In Iraq, the U.S.-led coalition removed a regime that sponsored terror and persecuted the country’s own people. Now, said President George W. Bush, Iraq is “a point of testing in the war on terror”:
“The remnants of Saddam’s regime are still dangerous, and terrorists are gathering in Iraq to undermine the advance of freedom. Al-Qaida and the other global terror networks recognize that the defeat of Saddam Hussein’s regime is a defeat for them. They know that a democratic Iraq in the heart of the Middle East would be a further defeat for their ideology of terror.”
The terrorism in Iraq includes a bombing on August 29th that killed scores of people at a Najaf mosque that is considered one of Islam’s most sacred places. The victims included Ayatollah Mohammed Baqir Hakim, who had just delivered a sermon at the mosque. Terrorists have also killed many other Iraqis as well as coalition forces and United Nations personnel from many countries. And they have sabotaged water mains and oil pipelines. “They have declared war on the entire civilized world,” says President Bush, “and the civilized world will not be intimidated”:
“Retreat in the face of terror would only invite further and bolder attacks. There will be no retreat. We are on the offensive against the Saddam loyalists, the foreign fighters, and the criminal gangs that are attacking Iraqis and coalition forces.”

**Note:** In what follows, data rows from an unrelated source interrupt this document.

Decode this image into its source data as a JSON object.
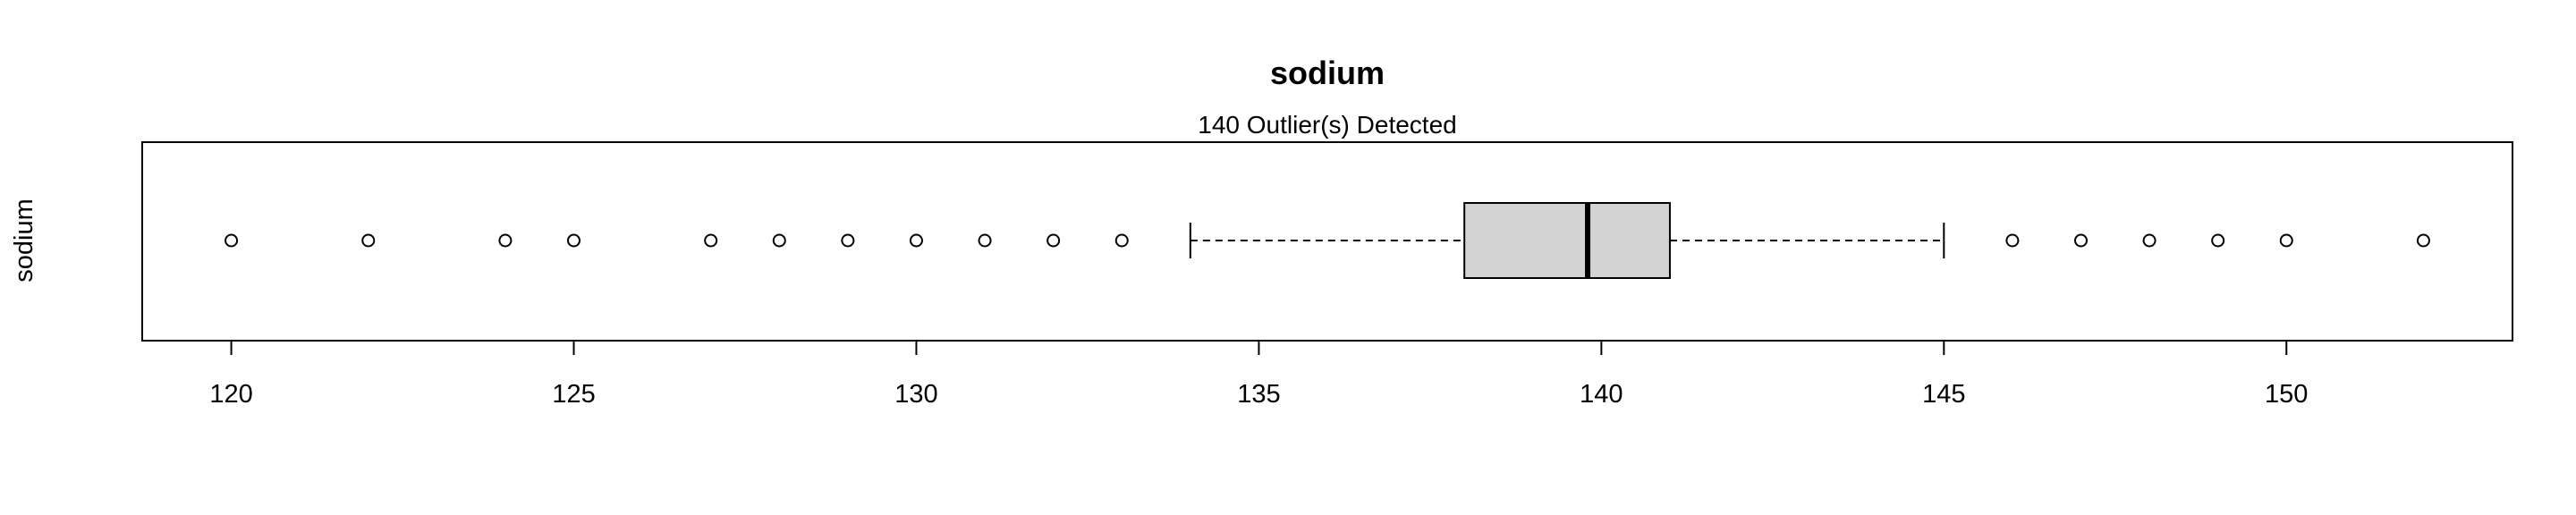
{
  "chart_data": {
    "type": "boxplot",
    "orientation": "horizontal",
    "title": "sodium",
    "subtitle": "140 Outlier(s) Detected",
    "xlabel": "",
    "ylabel": "sodium",
    "xlim": [
      118.7,
      153.3
    ],
    "x_ticks": [
      120,
      125,
      130,
      135,
      140,
      145,
      150
    ],
    "grid": false,
    "series": [
      {
        "name": "sodium",
        "whisker_low": 134,
        "q1": 138,
        "median": 139.8,
        "q3": 141,
        "whisker_high": 145,
        "outliers": [
          120,
          122,
          124,
          125,
          127,
          128,
          129,
          130,
          131,
          132,
          133,
          146,
          147,
          148,
          149,
          150,
          152
        ]
      }
    ],
    "colors": {
      "box_fill": "#d3d3d3",
      "line": "#000000"
    }
  }
}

The coalition has detained more than eleven-hundred members of Saddam’s regime and suspected terrorists. They include more than forty of Iraq’s fifty-five most wanted ex-leaders.
Ultimately, said President Bush, Iraq will be made secure by the Iraqi people themselves:
“They must reject terror, and they must join in their defense. And they’re stepping forward. More than thirty-eight-thousand Iraqis have been hired as police officers. Iraqi police and border guards and security forces are increasingly taking on critical duties.”
At the same time, twenty-nine countries have already contributed twenty-four-thousand soldiers to build security in Iraq. They know, said President Bush, that “Iraq’s progress toward self-determination and democracy brings hope to other oppressed people in the region and throughout the world. It is the rise of democracy that tyrants fear and terrorists seek to undermine.”